Earn is not the only character whose experiences illustrate the disconnect between actual and perceived status. At that club where Earn keeps trying to chase down a check, Darius steps out of Paper Boi’s VIP section for a minute, then can’t get back in because the bouncer doesn’t recognize that he belongs with the folks behind the rope. Van is disdainful of her jet-setting, bed-hopping best friend Jayde, but also clearly craves the company of people who have made it, whether it’s Jayde or Mr. and Mrs. Juneteenth, because she wants some of their pixie dust to rub off on her. Paper Boi is constantly dealing with the whiplash that comes with achieving a minor level of fame, sometimes believing he’s more of a star than he is (he gets annoyed when Black Justin Bieber and NFL player Marcus Miles attract more attention than he does, and can’t stand being blasted on social media) and keeping a tight lid on the fact that he’s earned more from drug-dealing than any rapping he’s ever done.

“Most of this rap shit is appearances,” Paper Boi says in a conversation during the finale. Adds Darius: “Appearances are money.” They’re basically describing their blueprint for success, which is the blueprint for achieving the American Dream circa 2016. You fake it for a while by making yourself look like a success, on social media and elsewhere. Then people perceive you as a successful person, and, pretty soon, you actually start getting paid real bucks based on the reputation you’ve built.

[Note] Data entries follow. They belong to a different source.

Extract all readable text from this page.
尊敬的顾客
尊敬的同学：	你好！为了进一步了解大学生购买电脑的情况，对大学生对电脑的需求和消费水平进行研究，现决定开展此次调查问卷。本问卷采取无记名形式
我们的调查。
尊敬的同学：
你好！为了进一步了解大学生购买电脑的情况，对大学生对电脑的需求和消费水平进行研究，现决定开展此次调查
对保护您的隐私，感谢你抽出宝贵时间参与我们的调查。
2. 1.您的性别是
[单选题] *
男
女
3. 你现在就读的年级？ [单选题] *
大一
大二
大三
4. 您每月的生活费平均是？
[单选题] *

Atlanta both demonstrates how that path can work and how the inherent falseness of it doesn’t always benefit everyone. As Earn says in the season premiere, “I just keep losing. Are some people just supposed to lose?”

The final moments of that last episode seem to suggest otherwise. As Earn settles into his storage unit and yanks a couple $100 bills out of his shoe, for the first time it feels like faking it has started to get him somewhere after all.